Spark SQL:结构化数据文件处理03
Posted Weikun Xing
tags:
篇首语:本文由小常识网(cha138.com)小编为大家整理,主要介绍了Spark SQL:结构化数据文件处理03相关的知识,希望对你有一定的参考价值。
文章目录
探索分析法律服务网站数据
获取数据
进入spark-sql
./spark-sql
创建数据库和数据表并导入数据
spark-sql> create database law;
22/03/26 17:55:17 WARN ObjectStore: Failed to get database law, returning NoSuchObjectException
OK
spark-sql> use law;
OK
spark-sql> CREATE TABLE law (
> ip bigint,
> area int,
> ie_proxy string,
> ie_type string ,
> userid string,
> clientid string,
> time_stamp bigint,
> time_format string,
> pagepath string,
> ymd int,
> visiturl string,
> page_type string,
> host string,
> page_title string,
> page_title_type int,
> page_title_name string,
> title_keyword string,
> in_port string,
> in_url string,
> search_keyword string,
> source string)
> ROW FORMAT DELIMITED FIELDS TERMINATED BY ','
> STORED AS TEXTFILE;
OK
进入hive,导入数据
hive> show databases;
OK
default
law
test
Time taken: 5.774 seconds, Fetched: 3 row(s)
hive> use law;
OK
Time taken: 0.032 seconds
hive> load data inpath 'hdfs://master/user/root/sparksql/law_utf8.csv' overwrite into table law;
Loading data to table law.law
OK
Time taken: 28.706 seconds
hive>
网页类型分析
scala> import org.apache.spark.sql.SaveMode
import org.apache.spark.sql.SaveMode
scala> val hiveContext=new org.apache.spark.sql.hive.HiveContext(sc)

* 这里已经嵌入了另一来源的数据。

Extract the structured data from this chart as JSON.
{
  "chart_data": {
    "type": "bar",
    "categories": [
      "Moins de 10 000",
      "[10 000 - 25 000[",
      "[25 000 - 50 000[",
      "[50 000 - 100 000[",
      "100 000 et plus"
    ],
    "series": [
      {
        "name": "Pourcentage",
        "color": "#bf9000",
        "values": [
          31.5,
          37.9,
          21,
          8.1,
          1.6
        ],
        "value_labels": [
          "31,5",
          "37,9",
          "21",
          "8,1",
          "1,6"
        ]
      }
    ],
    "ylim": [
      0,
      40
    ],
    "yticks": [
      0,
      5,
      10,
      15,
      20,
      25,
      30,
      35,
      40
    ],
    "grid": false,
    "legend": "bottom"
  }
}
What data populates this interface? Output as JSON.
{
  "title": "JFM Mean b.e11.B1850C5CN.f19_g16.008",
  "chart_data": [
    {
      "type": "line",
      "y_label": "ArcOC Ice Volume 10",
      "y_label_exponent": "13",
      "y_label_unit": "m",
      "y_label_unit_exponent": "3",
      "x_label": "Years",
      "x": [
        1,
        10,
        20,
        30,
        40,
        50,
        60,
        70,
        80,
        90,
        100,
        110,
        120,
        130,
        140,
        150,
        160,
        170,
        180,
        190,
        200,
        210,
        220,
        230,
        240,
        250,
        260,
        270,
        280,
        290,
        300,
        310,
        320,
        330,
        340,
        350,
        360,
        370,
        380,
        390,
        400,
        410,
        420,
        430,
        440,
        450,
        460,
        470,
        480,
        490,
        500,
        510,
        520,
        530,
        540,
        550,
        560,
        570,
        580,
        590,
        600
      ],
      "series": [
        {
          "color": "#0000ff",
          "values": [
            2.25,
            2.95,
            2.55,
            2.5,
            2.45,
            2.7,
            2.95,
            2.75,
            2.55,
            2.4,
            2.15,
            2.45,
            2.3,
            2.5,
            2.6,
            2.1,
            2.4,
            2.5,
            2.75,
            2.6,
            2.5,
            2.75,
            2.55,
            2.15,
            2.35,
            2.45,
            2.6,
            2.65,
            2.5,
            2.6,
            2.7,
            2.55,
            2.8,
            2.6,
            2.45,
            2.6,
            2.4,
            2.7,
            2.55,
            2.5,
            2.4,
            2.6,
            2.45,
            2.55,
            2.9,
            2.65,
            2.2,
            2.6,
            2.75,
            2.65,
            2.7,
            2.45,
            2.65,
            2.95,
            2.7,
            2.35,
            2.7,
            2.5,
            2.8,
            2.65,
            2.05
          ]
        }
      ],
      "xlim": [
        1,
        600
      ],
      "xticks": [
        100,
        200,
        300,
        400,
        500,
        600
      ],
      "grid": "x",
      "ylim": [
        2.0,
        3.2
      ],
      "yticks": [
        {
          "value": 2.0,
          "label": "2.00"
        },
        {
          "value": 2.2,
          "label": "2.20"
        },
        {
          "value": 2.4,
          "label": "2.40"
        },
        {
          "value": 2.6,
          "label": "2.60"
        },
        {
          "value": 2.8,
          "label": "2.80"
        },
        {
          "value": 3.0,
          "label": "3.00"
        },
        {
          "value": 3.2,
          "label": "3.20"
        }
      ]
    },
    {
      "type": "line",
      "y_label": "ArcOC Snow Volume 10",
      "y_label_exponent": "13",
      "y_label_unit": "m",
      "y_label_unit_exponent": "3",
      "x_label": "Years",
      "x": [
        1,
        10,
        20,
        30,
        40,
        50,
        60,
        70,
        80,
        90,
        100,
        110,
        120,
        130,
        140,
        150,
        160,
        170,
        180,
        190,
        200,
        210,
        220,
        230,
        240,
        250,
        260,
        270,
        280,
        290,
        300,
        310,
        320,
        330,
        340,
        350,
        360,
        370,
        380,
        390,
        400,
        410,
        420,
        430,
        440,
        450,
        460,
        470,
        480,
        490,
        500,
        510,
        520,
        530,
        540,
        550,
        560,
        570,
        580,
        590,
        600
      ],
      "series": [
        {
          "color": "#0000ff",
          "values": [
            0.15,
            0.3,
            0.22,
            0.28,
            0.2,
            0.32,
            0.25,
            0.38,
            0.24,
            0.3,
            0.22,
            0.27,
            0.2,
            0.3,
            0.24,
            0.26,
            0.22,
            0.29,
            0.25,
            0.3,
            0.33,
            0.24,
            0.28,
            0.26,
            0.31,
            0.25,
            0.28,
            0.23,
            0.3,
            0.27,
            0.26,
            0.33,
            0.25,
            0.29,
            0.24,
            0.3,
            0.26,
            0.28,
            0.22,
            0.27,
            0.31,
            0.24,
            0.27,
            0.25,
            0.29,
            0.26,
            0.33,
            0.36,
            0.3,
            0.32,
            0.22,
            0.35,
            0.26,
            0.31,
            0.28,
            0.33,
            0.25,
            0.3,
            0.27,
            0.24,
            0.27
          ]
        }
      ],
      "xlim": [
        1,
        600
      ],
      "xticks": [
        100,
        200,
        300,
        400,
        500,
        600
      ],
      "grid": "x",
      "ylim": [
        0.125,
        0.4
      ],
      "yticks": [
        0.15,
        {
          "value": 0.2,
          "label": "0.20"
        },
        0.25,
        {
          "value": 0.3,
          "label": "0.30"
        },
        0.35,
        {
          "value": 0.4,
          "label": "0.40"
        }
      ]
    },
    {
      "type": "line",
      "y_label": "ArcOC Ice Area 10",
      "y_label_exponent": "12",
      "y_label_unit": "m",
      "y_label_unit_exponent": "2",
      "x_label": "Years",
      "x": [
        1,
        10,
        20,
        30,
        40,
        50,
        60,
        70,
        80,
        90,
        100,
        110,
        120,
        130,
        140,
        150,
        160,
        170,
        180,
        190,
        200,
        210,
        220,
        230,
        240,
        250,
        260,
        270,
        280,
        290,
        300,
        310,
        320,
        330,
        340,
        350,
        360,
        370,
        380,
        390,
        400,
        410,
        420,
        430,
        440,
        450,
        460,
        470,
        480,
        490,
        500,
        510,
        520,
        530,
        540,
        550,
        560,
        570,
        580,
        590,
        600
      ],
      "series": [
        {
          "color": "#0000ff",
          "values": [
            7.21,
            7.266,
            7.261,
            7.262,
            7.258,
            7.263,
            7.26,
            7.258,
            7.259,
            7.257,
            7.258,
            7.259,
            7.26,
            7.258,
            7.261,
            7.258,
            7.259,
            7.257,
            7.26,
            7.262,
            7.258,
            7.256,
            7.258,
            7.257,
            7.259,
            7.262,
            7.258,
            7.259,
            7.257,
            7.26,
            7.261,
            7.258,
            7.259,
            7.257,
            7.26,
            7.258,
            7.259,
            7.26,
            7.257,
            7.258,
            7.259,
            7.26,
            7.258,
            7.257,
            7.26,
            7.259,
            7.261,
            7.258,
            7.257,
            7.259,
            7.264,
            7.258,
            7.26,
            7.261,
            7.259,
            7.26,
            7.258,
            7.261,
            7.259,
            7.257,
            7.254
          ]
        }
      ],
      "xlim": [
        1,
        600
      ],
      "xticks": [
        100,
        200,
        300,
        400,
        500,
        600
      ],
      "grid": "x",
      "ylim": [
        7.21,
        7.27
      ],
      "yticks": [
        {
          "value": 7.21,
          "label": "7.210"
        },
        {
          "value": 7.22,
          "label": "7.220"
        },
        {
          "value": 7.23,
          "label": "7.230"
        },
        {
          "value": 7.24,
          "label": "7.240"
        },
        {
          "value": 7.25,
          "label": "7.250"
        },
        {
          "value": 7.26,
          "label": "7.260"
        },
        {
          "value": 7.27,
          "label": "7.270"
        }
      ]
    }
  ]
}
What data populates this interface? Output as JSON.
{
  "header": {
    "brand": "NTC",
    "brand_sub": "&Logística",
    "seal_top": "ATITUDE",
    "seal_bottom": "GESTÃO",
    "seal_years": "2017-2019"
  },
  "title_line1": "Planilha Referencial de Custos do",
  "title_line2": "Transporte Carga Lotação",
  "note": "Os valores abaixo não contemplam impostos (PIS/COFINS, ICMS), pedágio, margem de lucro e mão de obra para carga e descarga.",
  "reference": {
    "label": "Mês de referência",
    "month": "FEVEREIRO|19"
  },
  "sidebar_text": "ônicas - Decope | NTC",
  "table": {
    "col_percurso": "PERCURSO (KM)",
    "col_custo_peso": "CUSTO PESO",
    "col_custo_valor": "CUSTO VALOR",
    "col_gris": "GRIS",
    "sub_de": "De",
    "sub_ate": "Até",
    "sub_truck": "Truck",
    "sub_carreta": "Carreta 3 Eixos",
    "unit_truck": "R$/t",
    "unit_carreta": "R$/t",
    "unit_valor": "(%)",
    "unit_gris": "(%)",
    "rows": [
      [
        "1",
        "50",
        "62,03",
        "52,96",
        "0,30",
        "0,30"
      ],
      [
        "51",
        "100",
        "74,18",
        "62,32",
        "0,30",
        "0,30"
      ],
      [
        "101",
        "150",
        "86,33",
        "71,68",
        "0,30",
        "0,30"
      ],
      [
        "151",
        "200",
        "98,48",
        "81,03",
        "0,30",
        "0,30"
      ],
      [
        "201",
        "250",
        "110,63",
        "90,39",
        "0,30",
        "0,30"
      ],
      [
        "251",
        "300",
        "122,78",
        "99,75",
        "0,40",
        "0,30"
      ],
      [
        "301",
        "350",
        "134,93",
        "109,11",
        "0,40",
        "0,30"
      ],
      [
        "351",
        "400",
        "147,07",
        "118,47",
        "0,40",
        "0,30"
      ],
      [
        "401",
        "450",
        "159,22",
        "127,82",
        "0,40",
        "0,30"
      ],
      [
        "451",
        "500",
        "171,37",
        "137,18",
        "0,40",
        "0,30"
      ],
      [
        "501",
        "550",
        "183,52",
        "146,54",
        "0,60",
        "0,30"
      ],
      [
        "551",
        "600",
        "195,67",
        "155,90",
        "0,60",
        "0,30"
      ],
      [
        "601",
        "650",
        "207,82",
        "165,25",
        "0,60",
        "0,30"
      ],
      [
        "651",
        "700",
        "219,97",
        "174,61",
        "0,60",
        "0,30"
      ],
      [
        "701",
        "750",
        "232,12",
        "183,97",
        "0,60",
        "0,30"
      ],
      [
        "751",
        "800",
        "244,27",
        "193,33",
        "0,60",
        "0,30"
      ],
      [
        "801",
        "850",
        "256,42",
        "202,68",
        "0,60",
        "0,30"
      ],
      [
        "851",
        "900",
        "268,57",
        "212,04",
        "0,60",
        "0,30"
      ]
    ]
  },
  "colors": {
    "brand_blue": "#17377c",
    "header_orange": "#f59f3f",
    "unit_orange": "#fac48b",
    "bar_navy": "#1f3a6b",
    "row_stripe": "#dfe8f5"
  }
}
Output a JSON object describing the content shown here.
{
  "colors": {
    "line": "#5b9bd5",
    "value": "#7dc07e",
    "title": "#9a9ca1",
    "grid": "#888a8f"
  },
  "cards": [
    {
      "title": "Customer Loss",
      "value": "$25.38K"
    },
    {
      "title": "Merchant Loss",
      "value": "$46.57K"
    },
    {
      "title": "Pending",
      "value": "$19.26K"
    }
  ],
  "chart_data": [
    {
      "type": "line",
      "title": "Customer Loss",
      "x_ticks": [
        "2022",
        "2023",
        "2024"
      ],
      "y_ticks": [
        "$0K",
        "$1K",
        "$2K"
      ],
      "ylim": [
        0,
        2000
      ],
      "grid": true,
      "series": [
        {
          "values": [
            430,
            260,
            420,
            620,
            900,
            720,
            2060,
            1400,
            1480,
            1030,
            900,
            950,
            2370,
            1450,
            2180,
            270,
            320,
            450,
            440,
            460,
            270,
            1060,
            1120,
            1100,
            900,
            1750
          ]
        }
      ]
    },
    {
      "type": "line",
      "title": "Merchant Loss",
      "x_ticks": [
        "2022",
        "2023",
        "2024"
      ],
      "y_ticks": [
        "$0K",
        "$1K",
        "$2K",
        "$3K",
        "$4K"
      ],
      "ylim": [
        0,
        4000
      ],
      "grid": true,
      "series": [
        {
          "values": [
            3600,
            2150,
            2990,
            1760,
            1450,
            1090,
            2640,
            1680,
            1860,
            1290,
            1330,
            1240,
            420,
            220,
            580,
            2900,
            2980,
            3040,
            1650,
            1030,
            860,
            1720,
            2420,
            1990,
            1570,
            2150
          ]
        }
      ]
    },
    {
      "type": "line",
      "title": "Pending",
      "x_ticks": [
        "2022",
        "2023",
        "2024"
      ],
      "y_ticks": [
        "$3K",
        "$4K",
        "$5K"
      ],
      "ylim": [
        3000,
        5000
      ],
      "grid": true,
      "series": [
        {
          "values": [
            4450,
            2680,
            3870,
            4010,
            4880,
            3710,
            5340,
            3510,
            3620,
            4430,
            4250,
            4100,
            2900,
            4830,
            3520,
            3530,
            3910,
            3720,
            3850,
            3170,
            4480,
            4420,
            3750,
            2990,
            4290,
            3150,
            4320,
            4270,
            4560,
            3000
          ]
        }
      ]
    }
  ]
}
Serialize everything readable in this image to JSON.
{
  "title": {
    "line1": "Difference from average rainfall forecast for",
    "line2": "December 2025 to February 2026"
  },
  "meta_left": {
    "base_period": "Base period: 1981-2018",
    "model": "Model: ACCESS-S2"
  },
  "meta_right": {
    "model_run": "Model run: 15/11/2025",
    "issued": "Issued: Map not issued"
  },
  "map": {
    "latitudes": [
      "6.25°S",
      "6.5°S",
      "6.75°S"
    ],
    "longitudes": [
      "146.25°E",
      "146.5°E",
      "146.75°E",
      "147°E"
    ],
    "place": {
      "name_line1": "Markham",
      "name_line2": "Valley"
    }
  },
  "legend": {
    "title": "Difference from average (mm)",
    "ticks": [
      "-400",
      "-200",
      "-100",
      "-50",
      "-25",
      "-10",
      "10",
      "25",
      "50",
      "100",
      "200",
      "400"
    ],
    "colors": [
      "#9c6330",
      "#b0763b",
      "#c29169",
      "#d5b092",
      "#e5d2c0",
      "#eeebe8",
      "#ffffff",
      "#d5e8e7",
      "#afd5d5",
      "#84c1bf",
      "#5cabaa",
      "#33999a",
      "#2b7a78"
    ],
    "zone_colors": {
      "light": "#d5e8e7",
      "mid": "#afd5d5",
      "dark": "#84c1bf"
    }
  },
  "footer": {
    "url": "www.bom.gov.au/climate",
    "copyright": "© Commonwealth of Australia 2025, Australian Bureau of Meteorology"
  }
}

hiveContext: org.apache.spark.sql.hive.HiveContext = org.apache.spark.sql.hive.HiveContext@3bb99ed3
scala> val pageType=hiveContext.sql("use law")
pageType: org.apache.spark.sql.DataFrame = [result: string]
scala> val pageType=hiveContext.sql("select substring(page_type,1,3) as page_type,count(*) as count_num,round((count(*)/837450.0)*100,4) as weights from law group by substring(page_type,1,3)")
pageType: org.apache.spark.sql.DataFrame = [page_type: string, count_num: bigint, weights: double]
scala> pageType.orderBy(-pageType("count_num")).show()
+---------+---------+-------+
|page_type|count_num|weights|
+---------+---------+-------+
| 101| 411665| 49.157|
| 199| 201399|24.0491|
| 107| 182900|21.8401|
| 301| 18430| 2.2007|
| 102| 17357| 2.0726|
| 106| 3957| 0.4725|
| 103| 1715| 0.2048|
| "ht| 14| 0.0017|
| 201| 12| 0.0014|
| cfr| 1| 1.0E-4|
+---------+---------+-------+
scala> pageType.repartition(1).save("/user/root/sparksql/pageType.json","json",SaveMode.Overwrite)
发现点击与咨询相关的网页(网页类型为101,http://www.*.cn/ask/
)的记录占比约为49.16%,其次是其他类型网页(199)占比约为24.05%,然后是知识相关网页(107,http://www.*.com/info
)占比约为21.84%
统计类别为199,并且包含法律法规的记录个数
scala> val pageLevel=hiveContext.sql("select substring(page_type,1,7) as page_type,count(*) as count_sum from law where visiturl like '%faguizt%' and substring(page_type,1,7) like '%199%' group by page_type")
pageLevel: org.apache.spark.sql.DataFrame = [page_type: string, count_sum: bigint]
scala> pageLevel.show()
+---------+---------+
|page_type|count_sum|
+---------+---------+
| 1999001| 47407|
+---------+---------+
scala> pageLevel.repartition(1).save("/user/root/sparksql/pageLevel.json","json",SaveMode.Overwrite)
咨询类别内部统计
scala> val consultCount=hiveContext.sql("select substring(page_type,1,6) as page_type,count(*) as count_num,round((count(*)/411665.0)*100,4) as weights from law where substring(page_type,1,3)=101 group by substring(page_type,1,6)")
consultCount: org.apache.spark.sql.DataFrame = [page_type: string, count_num: bigint, weights: double]
scala> consultCount.orderBy(-consultCount("count_num")).show()
+---------+---------+-------+
|page_type|count_num|weights|
+---------+---------+-------+
| 101003| 396612|96.3434|
| 101002| 7776| 1.8889|
| 101001| 5603| 1.3611|
| 101009| 854| 0.2075|
| 101008| 378| 0.0918|
| 101007| 147| 0.0357|
| 101004| 125| 0.0304|
| 101006| 107| 0.026|
| 101005| 63| 0.0153|
+---------+---------+-------+
scala> consultCount.repartition(1).save("/user/root/sparksql/consultCount.json","json",SaveMode.Overwrite)
网页中带有“?”的记录统计
scala> hiveContext.sql("select count(*) as num from law where visiturl like '%?%'").show()
+-----+
| num|
+-----+
|65477|
+-----+
scala> pageWith.orderBy(-pageWith("weights")).show()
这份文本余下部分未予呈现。